In an earlier essay (in this series) I avoided being too specific about the possible shape and form an End Times' house of prayer might take. I did this out of respect for the Holy Spirit, and in deference to John 16.12-13.
"I have yet many things to say to you, but you cannot bear them now. When the Spirit of truth comes, he will guide you into all the truth; for he will not speak on his own authority, but whatever he hears he will speak, and he will declare to you the things that are to come."
But I now feel I want to press some practicalities, beyond what I might ordinarily consider seemly. To what end? Well, while I would not want my being too specific to become an obstacle to your vocation or mission...neither would I want to fail you by being vague or obscure.
Looking back over the whole, vast sweep of Church-contemplative History, I especially note the following:
(1) In some way, shape or form the Psalms have always formed the heart and kernel of any prayer house's times of praying.

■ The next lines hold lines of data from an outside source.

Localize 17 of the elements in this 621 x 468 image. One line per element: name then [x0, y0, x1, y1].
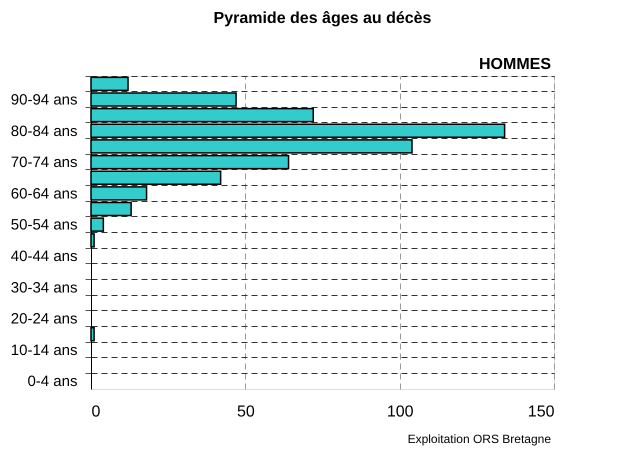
y-tick-label: 10-14 ans — [10, 342, 78, 359]
text: Exploitation ORS Bretagne — [408, 432, 552, 446]
y-tick-label: 40-44 ans — [10, 248, 78, 265]
text: HOMMES — [479, 56, 552, 73]
chart-title: Pyramide des âges au décès — [214, 10, 432, 27]
y-tick-label: 50-54 ans — [10, 216, 78, 234]
x-tick-label: 0 — [92, 404, 100, 420]
y-tick-label: 80-84 ans — [10, 122, 78, 140]
y-tick-label: 60-64 ans — [10, 185, 78, 202]
x-tick-label: 100 — [386, 404, 414, 420]
y-tick-label: 0-4 ans — [27, 373, 78, 390]
y-tick-label: 30-34 ans — [10, 279, 78, 296]
x-tick-label: 150 — [528, 404, 555, 420]
y-tick-label: 70-74 ans — [10, 154, 78, 172]
y-tick-label: 20-24 ans — [10, 310, 78, 328]
x-tick-label: 50 — [236, 404, 255, 420]
y-tick-label: 90-94 ans — [10, 91, 78, 108]
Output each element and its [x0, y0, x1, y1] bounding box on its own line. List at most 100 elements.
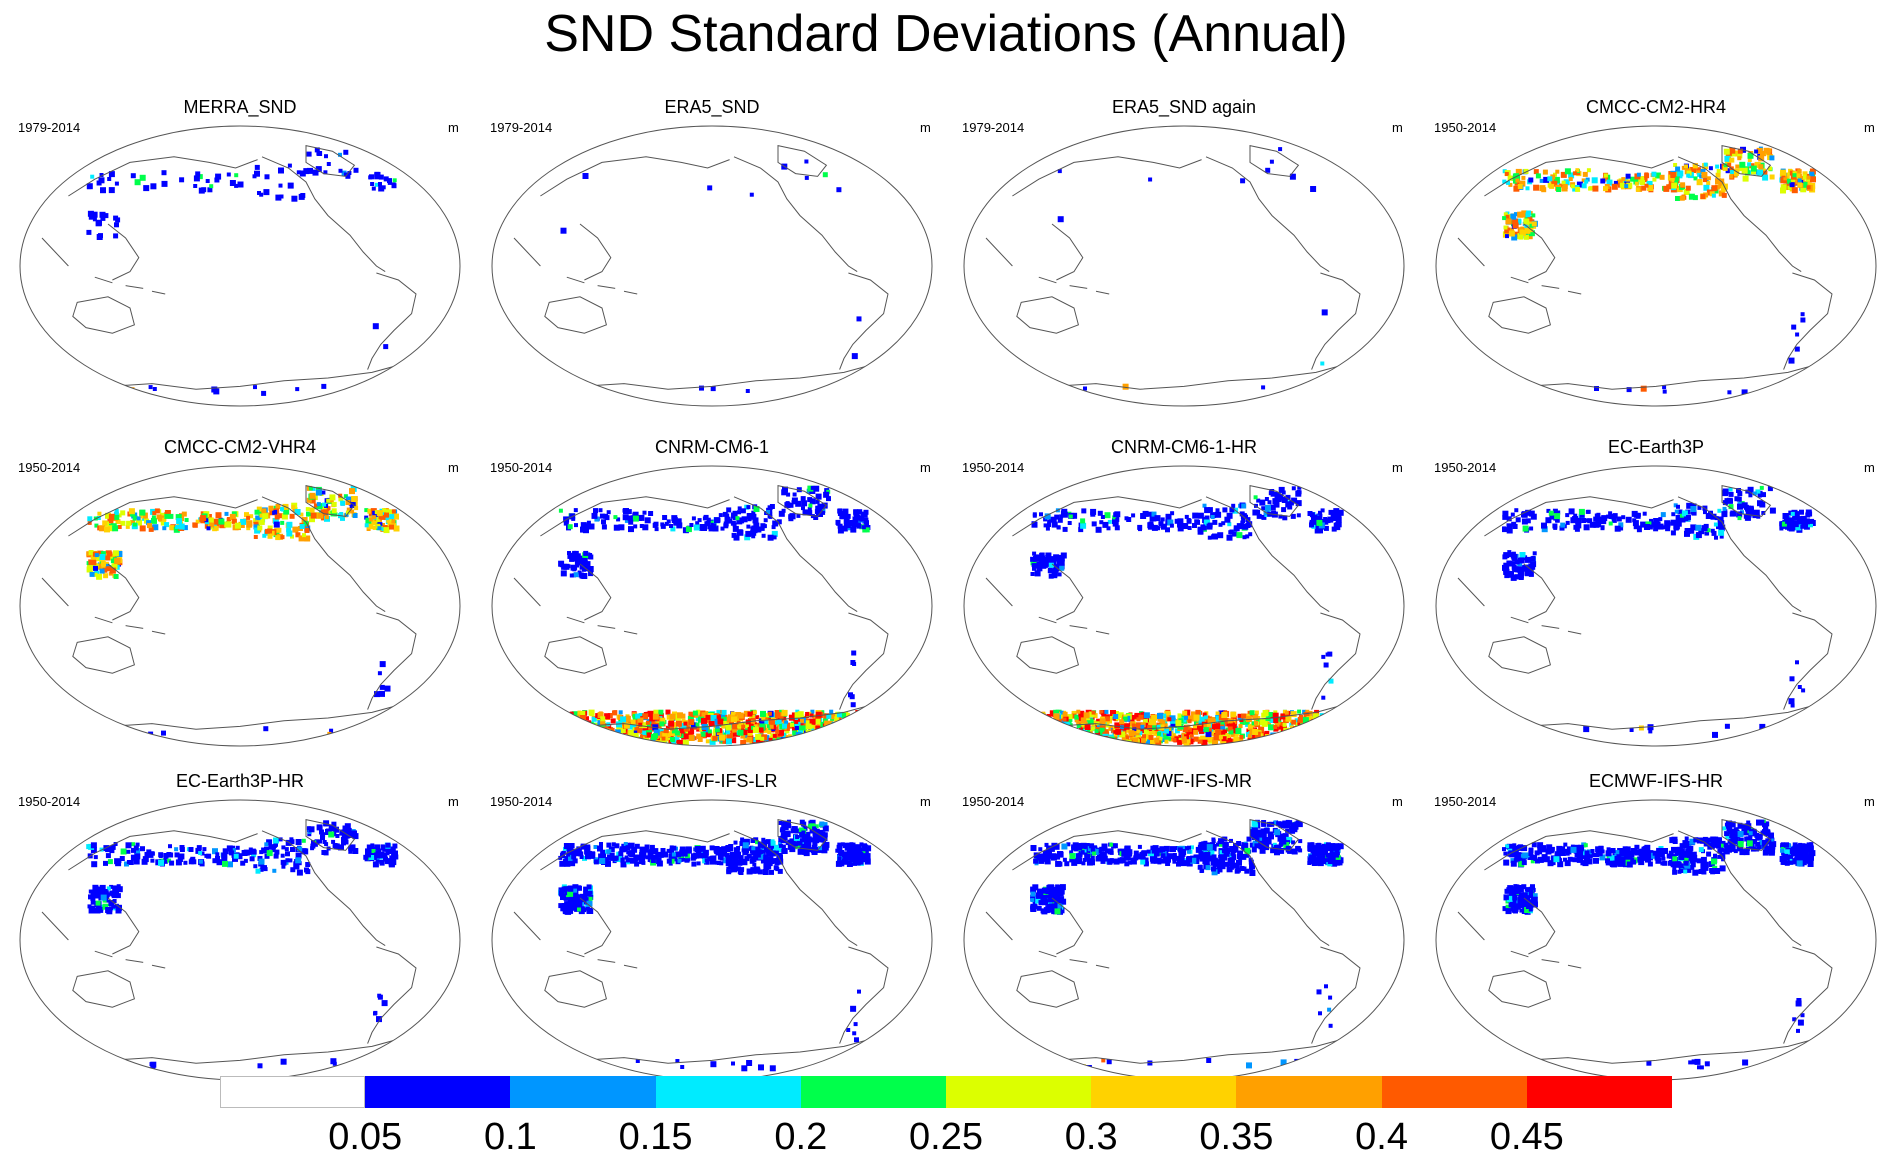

There have been, are today and I'm sure will be in the future, as many different ways of praying (reciting, chanting, singing?) the Psalms - the Temple's hymn book - as there are different prayer communities.
The Psalms are indubitably God-breathed prayers, being as they are a part of His "inspired" Scriptures...to which all lovers of God in every place and at all times can wholeheartedly and without any hesitation whatsoever, add their voices and their "Amen"! They are not only God-framed prayers by which we approach and speak to Him. Through them, He simultaneously communicates with us. As the bishop of Alexandria, Athanasius taught in the 4th C, "I think the Psalms are like a mirror, in which one can see oneself and the movements of one's own heart." (Jas 1.23-24)
The centrality of the Psalms to the contemplative tradition throughout history, also addresses a particular and peculiar item of "weirdness" in modern Christianity. It is the idea that extempore and so-called "free" prayer and preaching is always and somehow or other automatically more inspired and therefore superior to what has been prepared beforehand...with study, meditation and supplication? (This is really the same as saying that jazz is always a superior form of music, when compared with Beethoven or Bach's!)
I think that usually the best that can be said for such a view and the resulting praying and preaching, is that it is indeed unprepared...and all too often ill-prepared. The worst that can be said, is that it is championed and brought forth by Christians who see themselves above the "common herd"; entitled to some kind of short-cut and dispensation from prayerful study and studious prayer. One of the mightiest extempore preachers to date, was the incendiary Anglican of the 1st Great Awakening, George Whitefield (1714-70), England).